2. Boosting the services sector: In order to take advantage of the region’s economic revival, which is being powered by Asia’s giants China and India, the government continues to reposition itself into a key regional/global hub.

Key areas of focus include:
􀂄 Financial services – The rise in the region’s wealth, particularly in China and India, has made Singapore an attractive place to expand wealth management operations. Hedge funds have also set up shop in Singapore.
􀂄 Tourism – The decision to allow the building casinos shows that the government is keen to diversify its export base.
􀂄 Business services – A number of other business services are thriving including include legal, accounting, logistics medical and back office services. Thanks to a strong education system and on the ground campuses of leading international business schools, Singapore continues to attract more foreign students.

Domestic demand is back
It should come as little surprise that Singapore’s ongoing diversification has not only resulted in a significant tightening in the job market but has also led to a huge influx of foreigner workers. Note the seasonally adjusted unemployment rate fell to 1.6% in 4Q07 (vs 1.7% in 3Q07).
In response, domestic demand (both consumption and investment) has been rapidly expanding. Nearly 80% of the rise in Singapore’s headline GDP growth can be directly attributed to domestic demand. More importantly, Singapore appears to be in the early stages of a long-run investment upturn. Chart 5 shows that construction activity has surged in response to a combination of increased demand for housing, an upgrading of the physical infrastructure by the government and on-going construction of the new integrated resorts and casino projects.

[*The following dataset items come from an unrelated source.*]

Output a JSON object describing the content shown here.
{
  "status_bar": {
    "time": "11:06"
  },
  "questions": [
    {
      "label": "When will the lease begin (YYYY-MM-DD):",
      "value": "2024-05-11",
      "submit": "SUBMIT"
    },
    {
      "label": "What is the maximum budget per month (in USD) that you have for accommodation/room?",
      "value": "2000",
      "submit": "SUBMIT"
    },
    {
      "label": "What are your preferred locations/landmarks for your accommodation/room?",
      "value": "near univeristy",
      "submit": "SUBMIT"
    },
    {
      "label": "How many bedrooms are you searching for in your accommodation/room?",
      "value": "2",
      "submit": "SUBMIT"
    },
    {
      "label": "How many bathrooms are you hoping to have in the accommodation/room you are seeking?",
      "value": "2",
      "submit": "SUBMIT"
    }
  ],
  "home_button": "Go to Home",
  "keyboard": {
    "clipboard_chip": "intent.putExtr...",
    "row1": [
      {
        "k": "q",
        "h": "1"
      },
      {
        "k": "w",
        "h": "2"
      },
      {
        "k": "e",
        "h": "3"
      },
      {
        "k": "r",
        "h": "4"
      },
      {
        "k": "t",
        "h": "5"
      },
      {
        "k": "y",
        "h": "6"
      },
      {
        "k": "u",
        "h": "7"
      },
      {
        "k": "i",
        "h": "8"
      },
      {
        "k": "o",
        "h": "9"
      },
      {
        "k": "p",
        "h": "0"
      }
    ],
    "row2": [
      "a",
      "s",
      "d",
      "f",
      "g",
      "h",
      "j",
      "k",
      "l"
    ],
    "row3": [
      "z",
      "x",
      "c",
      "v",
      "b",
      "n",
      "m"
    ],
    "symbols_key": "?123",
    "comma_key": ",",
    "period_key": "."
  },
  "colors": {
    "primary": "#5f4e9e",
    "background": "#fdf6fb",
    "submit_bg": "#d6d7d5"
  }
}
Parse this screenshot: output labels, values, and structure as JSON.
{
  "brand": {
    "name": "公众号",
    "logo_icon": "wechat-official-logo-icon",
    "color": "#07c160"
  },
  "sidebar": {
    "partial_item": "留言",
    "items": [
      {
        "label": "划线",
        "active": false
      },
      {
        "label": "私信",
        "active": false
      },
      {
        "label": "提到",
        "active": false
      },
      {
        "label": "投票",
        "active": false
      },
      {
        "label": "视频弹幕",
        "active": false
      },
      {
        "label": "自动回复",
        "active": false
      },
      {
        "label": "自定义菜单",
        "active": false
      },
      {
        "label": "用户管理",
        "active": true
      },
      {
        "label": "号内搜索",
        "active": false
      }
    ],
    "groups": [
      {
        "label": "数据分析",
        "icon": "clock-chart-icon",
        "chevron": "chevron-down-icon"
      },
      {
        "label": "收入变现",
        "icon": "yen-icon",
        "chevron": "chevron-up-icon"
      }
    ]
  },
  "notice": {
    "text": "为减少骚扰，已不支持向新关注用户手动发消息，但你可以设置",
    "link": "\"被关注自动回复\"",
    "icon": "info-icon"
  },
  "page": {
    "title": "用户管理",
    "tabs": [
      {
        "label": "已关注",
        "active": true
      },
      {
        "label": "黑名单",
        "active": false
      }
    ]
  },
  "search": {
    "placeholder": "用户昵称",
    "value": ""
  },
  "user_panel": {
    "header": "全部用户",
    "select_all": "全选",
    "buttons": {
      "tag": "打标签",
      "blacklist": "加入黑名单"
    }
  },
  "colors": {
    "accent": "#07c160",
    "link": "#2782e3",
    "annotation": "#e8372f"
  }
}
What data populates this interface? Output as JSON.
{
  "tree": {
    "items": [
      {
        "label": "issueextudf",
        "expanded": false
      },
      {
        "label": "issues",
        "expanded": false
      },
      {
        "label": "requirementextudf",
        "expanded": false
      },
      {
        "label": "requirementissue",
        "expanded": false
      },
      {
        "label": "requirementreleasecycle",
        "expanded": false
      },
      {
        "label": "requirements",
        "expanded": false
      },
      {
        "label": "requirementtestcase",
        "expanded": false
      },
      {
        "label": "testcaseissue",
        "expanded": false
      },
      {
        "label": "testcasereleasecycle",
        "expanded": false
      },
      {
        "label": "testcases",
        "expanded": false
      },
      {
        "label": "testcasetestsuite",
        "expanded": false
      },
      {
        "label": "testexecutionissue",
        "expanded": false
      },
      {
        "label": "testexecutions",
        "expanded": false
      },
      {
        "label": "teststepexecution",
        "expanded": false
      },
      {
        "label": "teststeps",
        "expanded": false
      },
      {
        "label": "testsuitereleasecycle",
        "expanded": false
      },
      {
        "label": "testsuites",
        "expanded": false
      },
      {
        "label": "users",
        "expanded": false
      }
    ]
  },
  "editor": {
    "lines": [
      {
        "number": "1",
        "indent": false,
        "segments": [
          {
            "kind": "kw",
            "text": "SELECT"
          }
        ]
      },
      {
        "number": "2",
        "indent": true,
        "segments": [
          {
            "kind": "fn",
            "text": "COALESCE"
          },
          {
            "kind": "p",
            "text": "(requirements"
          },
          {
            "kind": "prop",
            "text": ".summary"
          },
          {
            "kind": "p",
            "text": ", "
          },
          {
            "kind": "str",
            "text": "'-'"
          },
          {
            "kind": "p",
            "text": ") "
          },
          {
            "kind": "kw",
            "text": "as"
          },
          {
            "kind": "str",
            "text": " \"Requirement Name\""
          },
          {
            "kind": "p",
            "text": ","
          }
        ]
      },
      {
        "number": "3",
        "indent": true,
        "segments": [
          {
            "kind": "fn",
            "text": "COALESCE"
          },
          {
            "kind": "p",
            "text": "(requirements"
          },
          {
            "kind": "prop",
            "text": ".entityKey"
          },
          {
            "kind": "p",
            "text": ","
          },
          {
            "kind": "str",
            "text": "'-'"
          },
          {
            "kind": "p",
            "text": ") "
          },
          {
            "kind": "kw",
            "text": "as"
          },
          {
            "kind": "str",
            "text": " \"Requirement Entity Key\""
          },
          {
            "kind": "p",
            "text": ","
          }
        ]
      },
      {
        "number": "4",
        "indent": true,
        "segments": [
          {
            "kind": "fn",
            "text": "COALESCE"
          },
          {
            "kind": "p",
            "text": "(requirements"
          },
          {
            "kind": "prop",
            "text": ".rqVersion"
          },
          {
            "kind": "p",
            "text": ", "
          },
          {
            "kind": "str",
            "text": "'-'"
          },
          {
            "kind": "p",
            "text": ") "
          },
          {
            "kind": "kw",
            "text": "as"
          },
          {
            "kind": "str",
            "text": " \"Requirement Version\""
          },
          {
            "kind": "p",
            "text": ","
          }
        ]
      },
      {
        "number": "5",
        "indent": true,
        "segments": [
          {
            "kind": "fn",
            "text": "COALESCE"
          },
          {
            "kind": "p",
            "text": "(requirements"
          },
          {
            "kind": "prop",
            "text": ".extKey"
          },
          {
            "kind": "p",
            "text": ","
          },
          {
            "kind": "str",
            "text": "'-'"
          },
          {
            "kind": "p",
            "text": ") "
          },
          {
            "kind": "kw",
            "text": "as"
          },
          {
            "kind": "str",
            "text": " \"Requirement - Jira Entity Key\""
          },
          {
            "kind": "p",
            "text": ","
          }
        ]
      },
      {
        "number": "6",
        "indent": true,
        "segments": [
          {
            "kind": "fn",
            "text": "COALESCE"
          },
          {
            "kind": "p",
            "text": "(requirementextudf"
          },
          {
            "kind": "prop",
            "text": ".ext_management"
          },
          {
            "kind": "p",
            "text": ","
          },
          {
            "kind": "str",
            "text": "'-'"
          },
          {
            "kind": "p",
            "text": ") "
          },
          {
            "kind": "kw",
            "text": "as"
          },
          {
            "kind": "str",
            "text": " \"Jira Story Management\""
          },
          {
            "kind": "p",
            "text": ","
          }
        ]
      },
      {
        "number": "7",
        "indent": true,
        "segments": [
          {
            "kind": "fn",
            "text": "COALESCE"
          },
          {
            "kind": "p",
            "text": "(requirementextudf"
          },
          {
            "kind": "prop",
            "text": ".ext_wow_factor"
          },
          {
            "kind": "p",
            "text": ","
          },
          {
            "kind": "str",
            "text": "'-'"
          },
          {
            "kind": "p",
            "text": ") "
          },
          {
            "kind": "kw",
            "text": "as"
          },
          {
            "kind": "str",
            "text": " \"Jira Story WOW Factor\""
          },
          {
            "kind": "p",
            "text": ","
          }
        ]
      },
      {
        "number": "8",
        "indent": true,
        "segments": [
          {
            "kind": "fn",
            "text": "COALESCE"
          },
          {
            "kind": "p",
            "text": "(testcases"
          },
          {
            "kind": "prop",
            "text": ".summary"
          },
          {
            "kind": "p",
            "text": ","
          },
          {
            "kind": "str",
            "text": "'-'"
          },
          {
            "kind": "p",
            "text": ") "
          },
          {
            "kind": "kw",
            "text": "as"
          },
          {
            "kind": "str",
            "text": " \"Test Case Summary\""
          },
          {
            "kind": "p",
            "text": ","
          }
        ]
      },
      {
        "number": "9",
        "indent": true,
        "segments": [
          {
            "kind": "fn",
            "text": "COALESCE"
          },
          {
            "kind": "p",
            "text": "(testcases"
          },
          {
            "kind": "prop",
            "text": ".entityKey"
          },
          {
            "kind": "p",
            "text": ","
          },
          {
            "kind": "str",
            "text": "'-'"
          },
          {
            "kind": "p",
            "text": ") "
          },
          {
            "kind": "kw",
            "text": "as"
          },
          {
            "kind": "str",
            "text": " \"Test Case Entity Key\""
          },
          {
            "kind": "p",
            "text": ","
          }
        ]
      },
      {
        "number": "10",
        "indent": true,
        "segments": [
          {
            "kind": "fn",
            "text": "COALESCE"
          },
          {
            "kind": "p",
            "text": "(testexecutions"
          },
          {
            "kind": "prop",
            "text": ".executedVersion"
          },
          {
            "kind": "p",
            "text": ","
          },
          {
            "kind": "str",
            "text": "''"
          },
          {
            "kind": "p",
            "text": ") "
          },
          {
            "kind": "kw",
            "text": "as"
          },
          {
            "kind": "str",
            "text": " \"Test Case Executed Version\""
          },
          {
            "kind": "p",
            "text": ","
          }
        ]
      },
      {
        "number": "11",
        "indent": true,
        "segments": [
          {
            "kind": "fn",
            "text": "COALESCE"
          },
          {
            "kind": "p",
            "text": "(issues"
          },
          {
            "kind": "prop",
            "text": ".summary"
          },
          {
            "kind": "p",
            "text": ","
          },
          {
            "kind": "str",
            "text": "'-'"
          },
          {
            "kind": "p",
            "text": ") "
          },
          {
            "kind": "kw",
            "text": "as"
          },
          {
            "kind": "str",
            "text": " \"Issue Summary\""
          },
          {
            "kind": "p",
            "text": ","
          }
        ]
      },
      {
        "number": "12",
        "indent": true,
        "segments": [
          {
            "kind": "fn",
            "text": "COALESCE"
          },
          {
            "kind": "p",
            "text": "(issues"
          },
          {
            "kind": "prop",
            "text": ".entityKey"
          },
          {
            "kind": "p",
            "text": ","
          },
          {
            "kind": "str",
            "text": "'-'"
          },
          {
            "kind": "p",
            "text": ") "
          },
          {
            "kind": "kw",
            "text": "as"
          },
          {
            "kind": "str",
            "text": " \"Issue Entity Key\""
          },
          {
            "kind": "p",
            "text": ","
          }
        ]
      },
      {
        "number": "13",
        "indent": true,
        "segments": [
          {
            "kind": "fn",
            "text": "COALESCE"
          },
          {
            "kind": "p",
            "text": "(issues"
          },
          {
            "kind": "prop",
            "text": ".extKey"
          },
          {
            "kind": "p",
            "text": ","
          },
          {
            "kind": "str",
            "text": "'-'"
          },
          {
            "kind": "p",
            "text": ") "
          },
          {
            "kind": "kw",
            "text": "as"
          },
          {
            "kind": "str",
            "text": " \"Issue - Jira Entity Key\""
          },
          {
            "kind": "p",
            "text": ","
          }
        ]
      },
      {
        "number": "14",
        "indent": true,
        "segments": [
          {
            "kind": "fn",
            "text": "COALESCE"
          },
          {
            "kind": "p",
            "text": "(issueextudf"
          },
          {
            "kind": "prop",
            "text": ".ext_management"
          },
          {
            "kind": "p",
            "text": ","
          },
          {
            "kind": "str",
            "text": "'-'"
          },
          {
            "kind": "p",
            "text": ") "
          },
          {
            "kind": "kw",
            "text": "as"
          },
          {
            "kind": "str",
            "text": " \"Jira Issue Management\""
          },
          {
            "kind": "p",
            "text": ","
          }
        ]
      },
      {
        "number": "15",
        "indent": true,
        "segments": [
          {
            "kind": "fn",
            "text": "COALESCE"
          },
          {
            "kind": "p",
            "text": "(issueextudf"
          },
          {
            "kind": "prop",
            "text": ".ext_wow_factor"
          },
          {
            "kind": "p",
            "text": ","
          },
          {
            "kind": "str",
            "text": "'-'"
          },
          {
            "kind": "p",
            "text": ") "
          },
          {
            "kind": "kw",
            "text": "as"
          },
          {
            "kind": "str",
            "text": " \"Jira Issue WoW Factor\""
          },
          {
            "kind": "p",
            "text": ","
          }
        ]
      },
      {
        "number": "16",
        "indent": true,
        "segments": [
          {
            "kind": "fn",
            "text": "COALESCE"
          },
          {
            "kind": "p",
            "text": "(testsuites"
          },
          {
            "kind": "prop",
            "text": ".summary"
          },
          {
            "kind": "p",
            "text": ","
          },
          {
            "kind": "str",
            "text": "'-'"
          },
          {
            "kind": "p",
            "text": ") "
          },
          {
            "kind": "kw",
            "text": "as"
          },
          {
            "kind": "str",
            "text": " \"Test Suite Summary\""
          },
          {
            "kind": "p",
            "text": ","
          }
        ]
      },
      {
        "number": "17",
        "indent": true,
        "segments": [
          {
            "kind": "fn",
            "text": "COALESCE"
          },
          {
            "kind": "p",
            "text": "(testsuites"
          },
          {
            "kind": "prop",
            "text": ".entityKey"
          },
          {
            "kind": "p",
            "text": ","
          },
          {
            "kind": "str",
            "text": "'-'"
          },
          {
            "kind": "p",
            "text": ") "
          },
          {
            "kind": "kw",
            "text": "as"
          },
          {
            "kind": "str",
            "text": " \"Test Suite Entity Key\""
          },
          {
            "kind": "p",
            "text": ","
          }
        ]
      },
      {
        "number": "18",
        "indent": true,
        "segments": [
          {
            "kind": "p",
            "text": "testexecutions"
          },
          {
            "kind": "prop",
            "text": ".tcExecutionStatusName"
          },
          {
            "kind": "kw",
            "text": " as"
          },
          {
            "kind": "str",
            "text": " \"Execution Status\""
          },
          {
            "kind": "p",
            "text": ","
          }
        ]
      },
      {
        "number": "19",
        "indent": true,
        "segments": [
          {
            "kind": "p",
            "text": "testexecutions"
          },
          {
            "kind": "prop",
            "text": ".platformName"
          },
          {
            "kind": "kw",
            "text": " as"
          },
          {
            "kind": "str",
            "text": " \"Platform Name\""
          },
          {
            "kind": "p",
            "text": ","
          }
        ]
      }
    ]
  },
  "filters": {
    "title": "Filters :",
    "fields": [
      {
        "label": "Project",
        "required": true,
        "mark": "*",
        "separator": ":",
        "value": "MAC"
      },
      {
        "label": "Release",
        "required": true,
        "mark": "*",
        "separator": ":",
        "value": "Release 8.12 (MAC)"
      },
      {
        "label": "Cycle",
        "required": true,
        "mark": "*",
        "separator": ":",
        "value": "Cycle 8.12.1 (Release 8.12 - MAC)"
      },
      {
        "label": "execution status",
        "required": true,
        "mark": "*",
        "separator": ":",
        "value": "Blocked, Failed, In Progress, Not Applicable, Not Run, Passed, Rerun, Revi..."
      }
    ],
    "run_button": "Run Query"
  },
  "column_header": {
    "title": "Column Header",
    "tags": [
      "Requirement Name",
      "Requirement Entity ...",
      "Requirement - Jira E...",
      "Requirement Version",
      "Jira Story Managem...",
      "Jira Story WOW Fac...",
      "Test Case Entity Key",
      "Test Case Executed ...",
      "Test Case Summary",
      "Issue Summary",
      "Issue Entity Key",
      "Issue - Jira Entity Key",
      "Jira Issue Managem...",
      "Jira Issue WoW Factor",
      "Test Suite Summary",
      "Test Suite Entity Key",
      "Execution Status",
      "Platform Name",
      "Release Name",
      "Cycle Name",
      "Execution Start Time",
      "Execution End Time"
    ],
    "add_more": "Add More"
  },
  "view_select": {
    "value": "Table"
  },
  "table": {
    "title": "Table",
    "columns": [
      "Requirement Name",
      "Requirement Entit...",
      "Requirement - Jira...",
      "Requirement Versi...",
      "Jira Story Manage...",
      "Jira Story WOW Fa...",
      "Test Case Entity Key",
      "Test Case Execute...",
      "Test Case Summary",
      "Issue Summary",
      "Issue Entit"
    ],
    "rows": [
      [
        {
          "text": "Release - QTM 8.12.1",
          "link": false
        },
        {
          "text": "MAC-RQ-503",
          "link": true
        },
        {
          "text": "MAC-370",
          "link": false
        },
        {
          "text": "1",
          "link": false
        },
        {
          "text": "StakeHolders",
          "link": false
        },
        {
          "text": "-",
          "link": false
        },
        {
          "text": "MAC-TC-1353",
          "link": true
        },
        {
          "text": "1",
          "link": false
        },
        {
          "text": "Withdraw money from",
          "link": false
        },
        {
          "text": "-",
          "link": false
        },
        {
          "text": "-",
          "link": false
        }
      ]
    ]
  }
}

Well positioned to cope with a US slowdown this time
To be clear, we are not saying that a US slowdown doesn’t matter, it is a negative development as trade activity will be affected. However, it is unlikely to have the same impact on the Singapore economy as it did back in 2001-02, which was the last time the city-state experience a recession.
We think that the combination of new economic drivers coupled with the upturn in domestic demand should help Singapore offset weaker US demand. As a consequence, are forecasting GDP growth to average 6.3% over the 2008-09 period, compared to an estimate of 7.8% in 2007.

If anything, we think that Singapore’s authorities (behind close doors) may be actually glad to see external demand take a breather as inflation has been rekindled on the back of a tighter labor market.